ARNOLD fit volte-face, la hache à la main, pour affronter Ventre Blanc qui se ruait sur lui, avec ses hanches et ses seins ronds et sa volumineuse crinière. La hache et le couteau à coquillages s’entrechoquèrent, clic-clac ! Elle lui balafra la poitrine, le fer fendit le tissu de sa combinaison et entailla les clous de sa ceinture. De la main gauche, elle empoigna le manche de la hache, au-dessus de sa main à lui.
Il l’agrippa par les cheveux. Ils roulèrent sur le pont humide ; des copeaux de bois et des feuilles collaient au corps chaud et moite de la fille, lui donnant un aspect moucheté. Un éclair brilla.
L’écran du Conseil se focalisa sur les combattants. Rorqual enregistrait tout, avec discipline. Toute une multitude de senseurs les renseignèrent sur les caractéristiques de la femelle : configuration des os et des chairs, rapidité des réflexes, thermogramme, analyse gazeuse.

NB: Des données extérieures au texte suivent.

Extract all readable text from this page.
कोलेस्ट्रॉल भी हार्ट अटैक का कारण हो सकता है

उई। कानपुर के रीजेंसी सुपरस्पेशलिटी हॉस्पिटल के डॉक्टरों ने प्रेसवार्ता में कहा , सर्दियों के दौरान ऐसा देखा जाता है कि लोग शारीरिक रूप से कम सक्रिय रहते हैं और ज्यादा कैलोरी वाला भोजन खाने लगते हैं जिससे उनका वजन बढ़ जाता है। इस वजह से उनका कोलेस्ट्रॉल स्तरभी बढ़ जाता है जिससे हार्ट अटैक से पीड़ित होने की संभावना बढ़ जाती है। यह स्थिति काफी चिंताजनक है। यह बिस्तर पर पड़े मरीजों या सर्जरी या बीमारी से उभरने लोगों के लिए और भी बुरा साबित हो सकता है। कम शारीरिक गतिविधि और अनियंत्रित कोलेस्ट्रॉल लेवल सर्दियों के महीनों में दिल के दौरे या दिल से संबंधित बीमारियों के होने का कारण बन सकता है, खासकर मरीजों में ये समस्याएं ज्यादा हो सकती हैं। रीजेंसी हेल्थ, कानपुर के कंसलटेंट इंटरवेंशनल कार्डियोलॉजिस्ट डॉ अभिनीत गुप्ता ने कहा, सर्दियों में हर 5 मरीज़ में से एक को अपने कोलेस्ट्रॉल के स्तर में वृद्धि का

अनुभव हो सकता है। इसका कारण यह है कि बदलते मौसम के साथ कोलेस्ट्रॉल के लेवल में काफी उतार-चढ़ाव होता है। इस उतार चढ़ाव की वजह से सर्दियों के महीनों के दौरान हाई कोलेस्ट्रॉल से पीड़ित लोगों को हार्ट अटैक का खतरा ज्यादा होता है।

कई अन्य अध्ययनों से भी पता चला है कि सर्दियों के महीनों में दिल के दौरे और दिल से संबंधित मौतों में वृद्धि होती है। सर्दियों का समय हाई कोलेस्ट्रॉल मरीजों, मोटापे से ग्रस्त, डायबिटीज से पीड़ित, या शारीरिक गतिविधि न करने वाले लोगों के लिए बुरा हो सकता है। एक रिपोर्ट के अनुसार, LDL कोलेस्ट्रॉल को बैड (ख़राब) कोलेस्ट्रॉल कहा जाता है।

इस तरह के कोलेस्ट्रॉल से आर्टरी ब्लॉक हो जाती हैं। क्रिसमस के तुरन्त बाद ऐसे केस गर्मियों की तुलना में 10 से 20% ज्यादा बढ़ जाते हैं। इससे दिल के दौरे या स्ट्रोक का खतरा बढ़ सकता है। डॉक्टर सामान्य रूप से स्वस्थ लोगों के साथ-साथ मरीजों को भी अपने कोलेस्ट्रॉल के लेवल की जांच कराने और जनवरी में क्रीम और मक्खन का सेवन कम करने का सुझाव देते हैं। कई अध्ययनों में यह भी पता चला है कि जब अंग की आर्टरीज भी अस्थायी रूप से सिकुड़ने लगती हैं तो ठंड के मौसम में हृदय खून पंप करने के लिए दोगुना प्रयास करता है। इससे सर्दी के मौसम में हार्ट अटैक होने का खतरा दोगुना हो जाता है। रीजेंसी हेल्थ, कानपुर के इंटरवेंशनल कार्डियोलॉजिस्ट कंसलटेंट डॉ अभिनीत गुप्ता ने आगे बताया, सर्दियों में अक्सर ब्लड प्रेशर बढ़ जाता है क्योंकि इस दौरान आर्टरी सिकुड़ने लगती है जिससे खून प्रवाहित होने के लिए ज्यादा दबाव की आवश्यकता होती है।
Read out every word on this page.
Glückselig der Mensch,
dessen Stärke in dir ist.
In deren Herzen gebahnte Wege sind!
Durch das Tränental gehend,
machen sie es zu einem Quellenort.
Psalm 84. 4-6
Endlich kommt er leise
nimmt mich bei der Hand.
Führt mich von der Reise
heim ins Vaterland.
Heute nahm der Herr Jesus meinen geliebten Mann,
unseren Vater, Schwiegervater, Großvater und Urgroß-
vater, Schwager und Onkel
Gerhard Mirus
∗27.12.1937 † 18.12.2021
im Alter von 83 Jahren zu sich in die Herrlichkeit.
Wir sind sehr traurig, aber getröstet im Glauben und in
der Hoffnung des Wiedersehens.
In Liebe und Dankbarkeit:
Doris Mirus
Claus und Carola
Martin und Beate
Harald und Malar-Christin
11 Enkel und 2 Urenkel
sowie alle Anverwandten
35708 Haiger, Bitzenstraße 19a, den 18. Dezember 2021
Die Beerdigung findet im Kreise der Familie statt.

« Elle est beaucoup plus petite qu’ARNOLD, » dit le Batteur, plein d’espoir. « Elle ne devrait pas lui donner beaucoup de mal. »
Le couteau s’enfonça dans son flanc, faisant jaillir une fontaine de sang noir et épais.

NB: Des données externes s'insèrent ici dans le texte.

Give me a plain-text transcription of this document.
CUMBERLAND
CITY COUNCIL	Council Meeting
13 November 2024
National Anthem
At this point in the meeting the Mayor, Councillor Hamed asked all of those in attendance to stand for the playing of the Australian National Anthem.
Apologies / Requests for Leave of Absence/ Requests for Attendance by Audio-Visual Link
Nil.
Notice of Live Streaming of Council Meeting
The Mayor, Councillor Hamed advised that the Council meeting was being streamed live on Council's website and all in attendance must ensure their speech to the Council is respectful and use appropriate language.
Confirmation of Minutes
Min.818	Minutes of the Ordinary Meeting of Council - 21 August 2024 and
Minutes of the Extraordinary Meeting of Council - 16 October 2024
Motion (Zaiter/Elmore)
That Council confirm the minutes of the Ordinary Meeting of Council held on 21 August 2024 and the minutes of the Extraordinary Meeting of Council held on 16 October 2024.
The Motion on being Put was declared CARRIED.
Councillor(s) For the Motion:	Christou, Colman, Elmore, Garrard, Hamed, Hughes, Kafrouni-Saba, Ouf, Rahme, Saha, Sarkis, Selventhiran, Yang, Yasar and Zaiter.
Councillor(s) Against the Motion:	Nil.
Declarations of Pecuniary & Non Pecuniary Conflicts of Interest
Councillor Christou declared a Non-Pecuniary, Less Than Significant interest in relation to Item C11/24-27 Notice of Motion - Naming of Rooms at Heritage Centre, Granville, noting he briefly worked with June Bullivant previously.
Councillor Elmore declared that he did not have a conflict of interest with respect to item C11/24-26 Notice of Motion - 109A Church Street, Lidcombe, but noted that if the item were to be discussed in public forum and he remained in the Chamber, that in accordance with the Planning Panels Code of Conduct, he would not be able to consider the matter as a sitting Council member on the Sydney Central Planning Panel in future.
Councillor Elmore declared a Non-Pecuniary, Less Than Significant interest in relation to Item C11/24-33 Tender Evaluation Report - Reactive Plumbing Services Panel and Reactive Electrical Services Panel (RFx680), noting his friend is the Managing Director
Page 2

« Il est blessé ! » chevrota le Batteur ; pour lui c’était le projet auquel il avait consacré sa vie qui était en jeu.
— « Rien qu’un coup de couteau dans le latissimus dorsi, » le rassura le C.U. « Ce n’est pas grave. Donnez-lui quelques paroles d’encouragement. Dites-lui de lui trancher la tête. »
La pluie sur le pont brouillait la scène, mais ARNOLD ne semblait pas trop mal en point. (Dans la tête du géant, un signal se déclencha, cot-cot.)
« Mais… il ne la tue pas ! » protesta le C.U. « je ne puis intervenir, étant une mache, mais vous comprenez quel est notre devoir. Dites-lui de se battre. »
Le Batteur ne comprenait pas pourquoi le C.U. n’était pas satisfait. Il était manifeste qu’ARNOLD avait maîtrisé l’Océanide. Elle était sous lui, allongée sur le pont. Il la tenait fermement par les cheveux… Oh, oh ! mais non ! Il n’était pas en train de lutter, mais de copuler. L’Océanide était une femelle.
Le Batteur toussa ; il s’étranglait de rire.
« Qu’y a-t-il de si drôle ? » questionna le C.U.
— « Ça doit être cette bande, « Dan aux Crocs d’Or », fit le Batteur, qui riait toujours. « Dan n’a jamais pu distinguer un adversaire d’une partenaire qu’on lui donnait à féconder ! »
ARNOLD s’écarta de Ventre Blanc, couchée sur le ventre. Il retira le couteau de la blessure et le jeta au loin avec désinvolture. Elle se mit à croupetons ; ses yeux lançaient des éclairs. Sa peau mouchetée excita ARNOLD. Il fit un pas vers elle.
« Si tu me touches encore, je te tue ! » grogna-t-elle.
Il s’arrêta, réfléchit. Bizarre : cette menace n’avait absolument aucune signification pour lui. Il continua d’avancer. Elle chercha du regard son couteau. Il était trop loin. Elle fit demi-tour et plongea dans la mer.
« Pourquoi ? » questionna le C.U.
— « Les copulines, » expliqua Rorqual. « Les phéromones sexuelles sécrétées par les muqueuses vaginales d’une femelle primate à maturité. Elle était en phase folliculaire et dégageait une odeur propre à attirer le mâle. Mes senseurs ont prélevé quelques bouffées de son odeur corporelle et les ont fait passer au chromatographe. Acides aliphatiques simples : acétique, pro-pionique, isobutyrique, etc., les constituants des copulines. ARNOLD est un mâle. Il n’a pas pu se contrôler. »
Le Conseil visionna une seconde fois le film témoignant du comportement de leur gladiateur marin.